Position is never sold until the end of the horizon. LTCG tax applied only at that point.
To maintain an apples-to-apples comparison, any out-of-pocket RE costs (purchase closing costs + annual negative cash flow years) are invested into the stocks track as additional capital in that year.
Real Estate — Property & Depreciation
Building value = 80% of purchase price (IRS land/improvement split for depreciation basis).
Depreciation: straight-line over 27.5 years (residential rental property, IRS Section 168).
Purchase closing costs: 2.5% of purchase price (one-time, year 0 negative cash flow).
Selling costs: 6% of gross sale price (agent commissions, transfer taxes, etc.).
Expenses (maintenance, CapEx, property tax, insurance) applied to current appreciated property value each year.
Real Estate — Mortgage & Refinance
Standard fixed-rate 30yr amortization schedule.
Refinance keeps the same payoff date (does not restart a new 30yr term — remaining months are re-amortized at the new rate).
Refinance cost (% of remaining balance) is treated as additional cash outflow in the refi year.
Real Estate — Tax Treatment
Schedule E deductions each year: mortgage interest, property tax, insurance, maintenance, CapEx, property management fee, depreciation.
Annual tax effect = − (Schedule E net income) × marginal rate.
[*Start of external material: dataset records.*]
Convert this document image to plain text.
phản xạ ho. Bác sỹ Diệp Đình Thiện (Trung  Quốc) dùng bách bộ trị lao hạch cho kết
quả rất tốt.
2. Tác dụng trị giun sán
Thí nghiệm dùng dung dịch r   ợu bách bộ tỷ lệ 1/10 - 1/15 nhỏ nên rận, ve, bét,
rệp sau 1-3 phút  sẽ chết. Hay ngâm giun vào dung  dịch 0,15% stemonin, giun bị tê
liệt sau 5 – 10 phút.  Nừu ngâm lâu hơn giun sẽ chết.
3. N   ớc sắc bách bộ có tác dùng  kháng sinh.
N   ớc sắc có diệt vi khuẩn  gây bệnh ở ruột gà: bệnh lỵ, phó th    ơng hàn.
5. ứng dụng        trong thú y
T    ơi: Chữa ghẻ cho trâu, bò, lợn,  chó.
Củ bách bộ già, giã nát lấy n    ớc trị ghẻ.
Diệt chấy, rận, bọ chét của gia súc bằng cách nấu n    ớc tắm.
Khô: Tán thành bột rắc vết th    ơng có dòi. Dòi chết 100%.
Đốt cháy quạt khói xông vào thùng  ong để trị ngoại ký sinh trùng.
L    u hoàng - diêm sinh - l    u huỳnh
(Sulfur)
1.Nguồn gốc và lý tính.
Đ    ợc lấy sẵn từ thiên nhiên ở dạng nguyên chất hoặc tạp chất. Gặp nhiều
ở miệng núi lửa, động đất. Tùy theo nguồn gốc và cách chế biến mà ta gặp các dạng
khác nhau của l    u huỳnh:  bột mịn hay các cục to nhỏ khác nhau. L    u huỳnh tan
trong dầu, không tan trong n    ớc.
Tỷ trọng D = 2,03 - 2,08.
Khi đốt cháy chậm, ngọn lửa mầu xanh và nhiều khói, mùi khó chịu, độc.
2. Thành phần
A paper loss generates a tax savings; positive income generates a tax bill.
Passive activity losses are applied in full in the year incurred (no PAL carryforward limitation — simplified).
At sale — depreciation recapture: IRS Section 1250, 25% rate on accumulated depreciation, capped at the actual total gain.
At sale — remaining capital gain (above recaptured amount) taxed at RE LTCG rate.
Cash Flow Recycling
Net cash flow = operating cash flow + annual tax effect (savings or bill).
Positive net cash flow → invested in an S&P 500 bucket credited to the RE track (same return rate, taxed as LTCG at sale).
Negative net cash flow → out-of-pocket; same dollar amount added to the stocks track as an additional investment that year.
What Is Not Modeled
No inflation adjustment — all figures are in nominal dollars.
No state income tax or AMT.
No 1031 exchange (assumed straight sale with full tax recognition).
No HOA fees.
No mortgage PMI (assumes ≥20% down or waived).
No home improvements added to cost basis (capital improvements would reduce gain at sale).